Quand nous eûmes pris le thé, on ferma la porte et on s'établit bien confortablement (les nuits étaient déjà froides et brumeuses), cela me parut la plus délicieuse retraite que pût concevoir l'imagination des hommes. Entendre le vent souffler sur la mer, savoir que le brouillard envahissait toute cette plaine désolée qui nous entourait, et se sentir près du feu, dans une maison absolument isolée, qui était un bateau, cela avait quelque chose de féerique. La petite Émilie avait surmonté sa timidité, elle était assise à côté de moi sur le coffre le moins élevé; il y avait là tout juste de la place pour nous deux au coin de la cheminée; mistress Peggotty avec son tablier blanc, tricotait au coin opposé; Peggotty tirait l'aiguille, avec sa boîte au couvercle de saint Paul et le petit bout de cire qui semblaient n'avoir jamais connu d'autre domicile. Ham qui m'avait donné ma première leçon du jeu de bataille, cherchait à se rappeler comment on disait la bonne aventure, et laissait sur chaque carte qu'il retournait la marque de son pouce. M. Peggotty fumait sa pipe. Je sentis que c'était un moment propre à la conversation et à l'intimité.
«M. Peggotty! lui dis-je.
– Monsieur, dit-il.
– Est-ce que vous avez donné à votre fils le nom de Ham, parce que vous vivez dans une espèce d'arche?»
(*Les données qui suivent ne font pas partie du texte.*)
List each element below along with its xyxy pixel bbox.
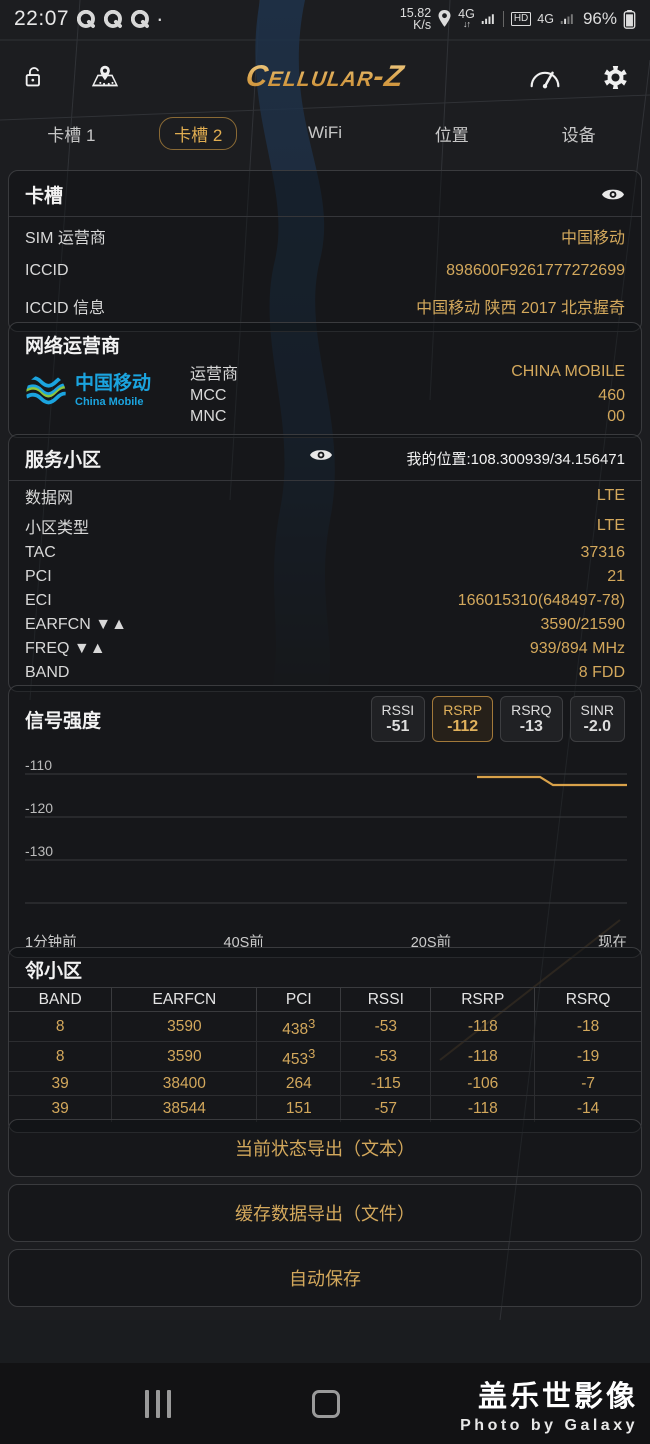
svg-text:-110: -110 (25, 757, 52, 773)
svg-text:-120: -120 (25, 800, 53, 816)
svg-text:-130: -130 (25, 843, 53, 859)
M. Peggotty sembla trouver que c'était une idée très-profonde, mais il répondit:
«Non, monsieur, je ne lui ai jamais donné de nom.
– Qui lui a donc donné ce nom? dis-je en posant à M. Peggotty la seconde question du catéchisme.
– Mais, monsieur, c'est son père qui le lui a donné, dit M. Peggotty.
– Je croyais que vous étiez son père.
– C'était mon frère Joe qui était son père, dit M. Peggotty.
– Il est mort, M. Peggotty? demandai-je après un moment de silence respectueux.
– Noyé, dit M. Peggotty.»
J'étais très-étonné que M. Peggotty ne fût pas le père de Ham, et je me demandais si je ne me trompais pas aussi sur sa parenté avec les autres personnes présentes. J'avais si grande envie de le savoir, que je me déterminai à le demander à M. Peggotty.
«Et la petite Émilie, dis-je, en la regardant. C'est votre fille, n'est-ce pas, monsieur Peggotty?